Par Brigitte VITAL-DURAND, Libération, 04 janvier 2005
«Ce n’est pas un secret que Djamel Beghal est un pratiquant. Djamel Beghal est un religieux.» Il parle parfois de lui à la troisième personne, Djamel Beghal, né en Algérie dans la région de Sétif il y a quarante ans. «Je suis musulman. Je suis à fond musulman», répond-il quand le tribunal de Paris insiste pour savoir à quelle tendance de l’islam il appartient.
Ne serait-il pas salafiste ? Ou de la mouvance extrémiste Takfir wal Hijra (anathème et exil), comme le soupçonne l’accusation ? Le président de la 10e chambre correctionnelle, Philippe Vandingenen, cherche à savoir ce qui guide cet homme aux fines lunettes dorées, à la barbe soignée, aux yeux parfois perdus au loin. Il est accusé, avec cinq autres prévenus, d’avoir fomenté en 2001 un attentat-suicide contre l’ambassade des Etats-Unis à Paris. Les six hommes sont jugés pour «association de malfaiteurs en vue de préparer des actes de terrorisme».
Arrêté aux Emirats arabes unis l’été 2001, Djamel Beghal avait avoué ce projet d’attentat où l’un des siens devait périr bardé d’explosifs avant d’être rendu à la France après le 11 septembre 2001. «Aveux extorqués sous la torture des policiers de Dubaï», redira-t-il hier. Djamel Beghal, comme ses coprévenus, clame son innocence. C’est, à le croire, un homme épris de liberté et aux aspirations élevées que le tribunal s’apprête à juger. Le président relève pourtant un lourd passé. Appartenance à la mouvance radicale islamiste de l’Essonne, où il habitait au début des années 90 ? Il répond de sa voix posée : «J’ai du mal à m’autoanalyser et à arriver au profil que vous venez de décrire.» Et ces gens qui faisaient passer des armes au maquis islamiste algérien, insiste le président citant quelques noms, les connaît-il ? «Selon moi, non.» Appartient-il au mouvement Takfir wal Hijra, qui juge impie la société des hommes ? «Je rejette cette taxation, s’indigne-t-il, c’est spécifique à notre magistrat instructeur», le juge antiterroriste Jean-Louis Bruguière.
Qui est-il alors ? «A quoi adhérez-vous ? Quels préceptes rejetez-vous ? Ce n’est pas compliqué de répondre», s’agace le magistrat devant tant de réfutations alambiquées. Mais si, c’est compliqué. Et «dangereux», en plus. «Ces questions sur mes convictions religieuses, répond Beghal, on dirait un tribunal de l’Inquisition !» Le président hausse le ton : «Quelle est votre spiritualité ?» «Etre musulman ne répond pas à votre question ?, ironise le prévenu.
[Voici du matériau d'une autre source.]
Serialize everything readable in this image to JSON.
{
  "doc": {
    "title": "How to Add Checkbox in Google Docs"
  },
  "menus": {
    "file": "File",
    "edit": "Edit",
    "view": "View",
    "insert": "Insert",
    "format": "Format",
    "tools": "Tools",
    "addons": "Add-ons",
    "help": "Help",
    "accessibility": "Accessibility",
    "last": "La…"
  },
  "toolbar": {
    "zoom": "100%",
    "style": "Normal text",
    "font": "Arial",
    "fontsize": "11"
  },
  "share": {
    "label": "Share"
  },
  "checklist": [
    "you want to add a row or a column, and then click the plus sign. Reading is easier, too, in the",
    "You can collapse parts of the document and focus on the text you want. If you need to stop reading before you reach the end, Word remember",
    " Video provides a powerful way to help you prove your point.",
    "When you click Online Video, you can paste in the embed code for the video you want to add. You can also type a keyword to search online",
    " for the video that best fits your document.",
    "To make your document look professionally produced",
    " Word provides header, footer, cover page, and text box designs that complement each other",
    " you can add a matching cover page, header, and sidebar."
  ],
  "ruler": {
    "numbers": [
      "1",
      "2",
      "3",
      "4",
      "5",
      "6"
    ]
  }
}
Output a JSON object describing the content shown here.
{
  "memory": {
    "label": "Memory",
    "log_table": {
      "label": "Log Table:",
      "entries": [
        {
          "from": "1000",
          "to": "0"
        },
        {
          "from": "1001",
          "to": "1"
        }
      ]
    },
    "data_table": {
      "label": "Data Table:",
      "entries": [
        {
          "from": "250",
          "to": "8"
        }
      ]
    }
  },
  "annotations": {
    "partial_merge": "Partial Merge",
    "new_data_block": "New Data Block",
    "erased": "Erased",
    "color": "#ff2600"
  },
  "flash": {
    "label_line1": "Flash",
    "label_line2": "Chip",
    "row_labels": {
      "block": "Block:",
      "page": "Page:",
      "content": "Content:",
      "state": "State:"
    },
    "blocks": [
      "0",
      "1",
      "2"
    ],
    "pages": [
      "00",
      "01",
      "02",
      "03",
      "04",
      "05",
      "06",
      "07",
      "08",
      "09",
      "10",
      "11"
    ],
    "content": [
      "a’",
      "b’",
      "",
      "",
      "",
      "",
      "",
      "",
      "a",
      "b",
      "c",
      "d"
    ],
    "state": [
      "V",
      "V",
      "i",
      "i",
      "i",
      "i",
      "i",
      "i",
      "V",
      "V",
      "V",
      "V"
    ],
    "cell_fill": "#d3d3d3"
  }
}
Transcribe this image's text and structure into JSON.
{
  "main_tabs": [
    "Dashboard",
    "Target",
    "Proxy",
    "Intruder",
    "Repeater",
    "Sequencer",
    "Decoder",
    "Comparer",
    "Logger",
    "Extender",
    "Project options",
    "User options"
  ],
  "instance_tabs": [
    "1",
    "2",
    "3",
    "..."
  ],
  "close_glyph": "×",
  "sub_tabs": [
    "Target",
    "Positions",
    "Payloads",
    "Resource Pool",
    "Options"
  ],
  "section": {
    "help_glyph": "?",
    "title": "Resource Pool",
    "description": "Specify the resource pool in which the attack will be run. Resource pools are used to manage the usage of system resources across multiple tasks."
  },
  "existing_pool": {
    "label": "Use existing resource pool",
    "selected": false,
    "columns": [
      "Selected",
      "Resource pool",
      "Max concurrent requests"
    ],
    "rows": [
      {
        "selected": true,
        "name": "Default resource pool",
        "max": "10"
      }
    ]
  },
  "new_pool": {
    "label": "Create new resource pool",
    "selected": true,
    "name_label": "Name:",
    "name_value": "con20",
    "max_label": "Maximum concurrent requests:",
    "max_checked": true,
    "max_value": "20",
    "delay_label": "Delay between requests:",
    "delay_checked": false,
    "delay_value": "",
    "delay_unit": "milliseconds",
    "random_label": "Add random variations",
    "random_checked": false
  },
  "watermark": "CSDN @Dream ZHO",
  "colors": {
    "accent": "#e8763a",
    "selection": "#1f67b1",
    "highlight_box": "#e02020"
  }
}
Je dirais que je suis en quête permanente de la connaissance religieuse.»
«Pressions». C’est donc un genre de docteur que le tribunal se résigne à questionner. Un salafiste ? tente une dernière fois le président. Réponse : «Il y a des définitions différentes du salafisme. Si vous m’en donnez une précise, je vous dirai si j’en fais partie.» «Ce n’est pas au tribunal à donner des définitions», soupire le magistrat passant aux questions concrètes. Pourquoi est-il venu en France ? Pour faire des études. Pourquoi a-t-il quitté la France ? «Les raisons sont multiples, je ne saurais en donner une prioritaire.» Il réfléchit : «Le fait de vivre ma religion en France me valait quelques pressions.» Pourquoi un premier parcours en Allemagne ? Encore un moment de réflexion. «Je voulais aller m’enquérir de mon ami Nabil Bounour, ici présent», dit-il en souriant à son voisin de box.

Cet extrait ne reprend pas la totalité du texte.